In conclusion, in this study, there was a relatively high recurrence in patients within the high-grade Knosp classification group who underwent GTR or NTR alone. STR with adjuvant RT had a compatible outcome to GTR or NTR alone. In cases at high risk of surgical complications, STR with adjuvant RT can be considered as an alternative strategy for safe treatment of cavernous invading tumors. If GTR was archived on postoperative MR images, the possibility of residual tumor should be considered with close follow-up and imaging study. When recurrence or residual masses are identified, adjuvant RT can be considered for control of tumor growth.
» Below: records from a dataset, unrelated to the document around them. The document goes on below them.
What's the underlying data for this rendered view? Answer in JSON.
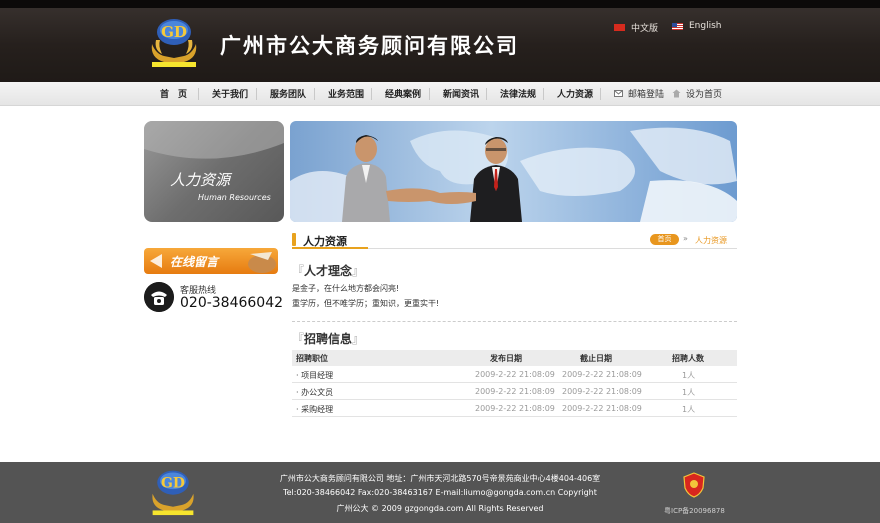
{
  "header": {
    "company_name": "广州市公大商务顾问有限公司",
    "logo_text": "GD",
    "lang_cn": "中文版",
    "lang_en": "English"
  },
  "nav": {
    "items": [
      "首　页",
      "关于我们",
      "服务团队",
      "业务范围",
      "经典案例",
      "新闻资讯",
      "法律法规",
      "人力资源"
    ],
    "mail_login": "邮箱登陆",
    "set_home": "设为首页"
  },
  "sidebar": {
    "hr_title_cn": "人力资源",
    "hr_title_en": "Human Resources",
    "message_button": "在线留言",
    "hotline_label": "客服热线",
    "hotline_number": "020-38466042"
  },
  "content": {
    "section_title": "人力资源",
    "breadcrumb_home": "首页",
    "breadcrumb_current": "人力资源",
    "philosophy_title": "人才理念",
    "philosophy_lines": [
      "是金子，在什么地方都会闪亮!",
      "重学历，但不唯学历；重知识，更重实干!"
    ],
    "recruit_title": "招聘信息",
    "table": {
      "headers": [
        "招聘职位",
        "发布日期",
        "截止日期",
        "招聘人数"
      ],
      "rows": [
        [
          "· 项目经理",
          "2009-2-22 21:08:09",
          "2009-2-22 21:08:09",
          "1人"
        ],
        [
          "· 办公文员",
          "2009-2-22 21:08:09",
          "2009-2-22 21:08:09",
          "1人"
        ],
        [
          "· 采购经理",
          "2009-2-22 21:08:09",
          "2009-2-22 21:08:09",
          "1人"
        ]
      ]
    }
  },
  "footer": {
    "line1": "广州市公大商务顾问有限公司 地址：广州市天河北路570号帝景苑商业中心4楼404-406室",
    "line2": "Tel:020-38466042 Fax:020-38463167 E-mail:liumo@gongda.com.cn Copyright",
    "line3": "广州公大 © 2009 gzgongda.com All Rights Reserved",
    "icp": "粤ICP备20096878"
  },
  "colors": {
    "accent": "#e8961e",
    "header_bg": "#26201d",
    "footer_bg": "#545454"
  }
}
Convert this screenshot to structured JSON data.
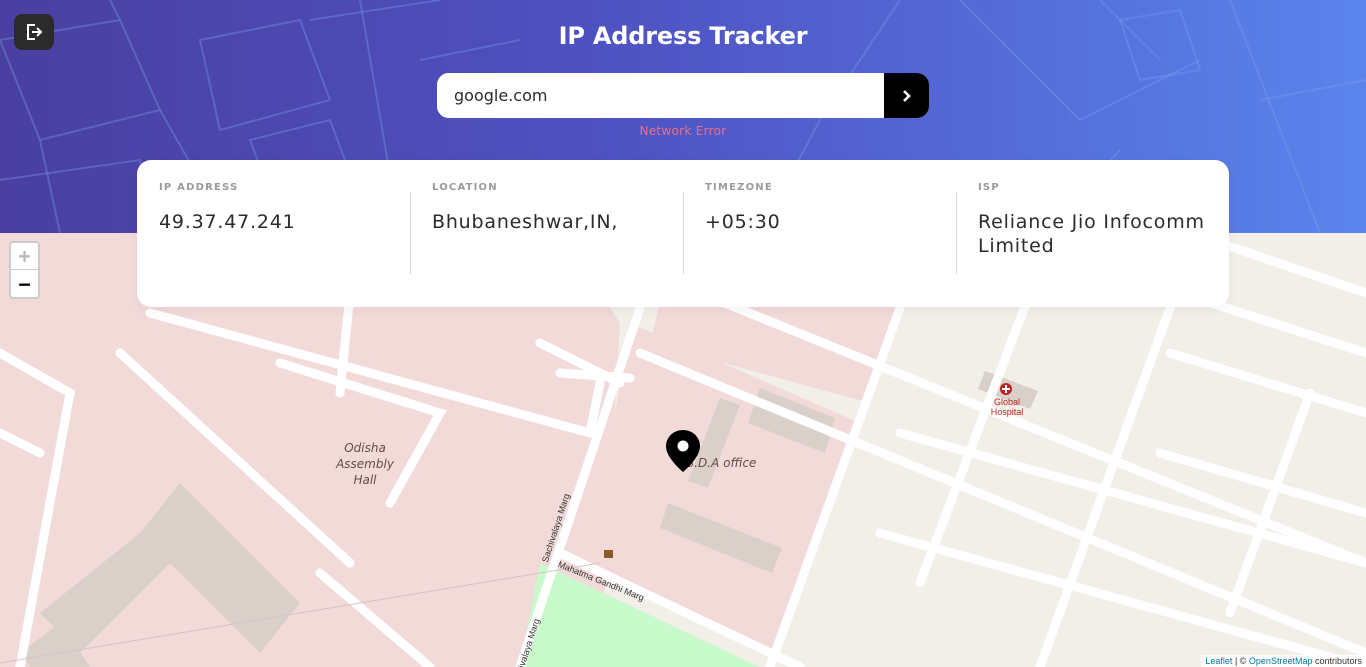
{
  "header": {
    "title": "IP Address Tracker",
    "logout_icon": "logout-icon",
    "gradient": [
      "#4a3fa0",
      "#5a84ec"
    ]
  },
  "search": {
    "value": "google.com",
    "placeholder": "",
    "submit_icon": "chevron-right-icon",
    "error": "Network Error",
    "error_color": "#e8708a"
  },
  "info": [
    {
      "label": "IP ADDRESS",
      "value": "49.37.47.241"
    },
    {
      "label": "LOCATION",
      "value": "Bhubaneshwar,IN,"
    },
    {
      "label": "TIMEZONE",
      "value": "+05:30"
    },
    {
      "label": "ISP",
      "value": "Reliance Jio Infocomm Limited"
    }
  ],
  "map": {
    "zoom_in": "+",
    "zoom_out": "−",
    "labels": {
      "assembly": "Odisha Assembly Hall",
      "bda": "B.D.A office",
      "hospital": "Global Hospital",
      "street_sachivalaya": "Sachivalaya Marg",
      "street_mahatma": "Mahatma Gandhi Marg",
      "street_sachivalaya_2": "Sachivalaya Marg"
    },
    "marker_icon": "location-pin-icon",
    "attribution": {
      "leaflet": "Leaflet",
      "separator": " | © ",
      "osm": "OpenStreetMap",
      "contributors": " contributors"
    }
  }
}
According to the new Knosp classification, there was no statistically significant difference between grade 3A and 3B, as the present study is based on the conventional microscopic transsphenoidal surgery. Further studies with endoscopic surgery will be required to may bring about a result with a difference between grade 3A and 3B.
Footnotes
Conflicts of Interest: The authors have no financial conflicts of interest.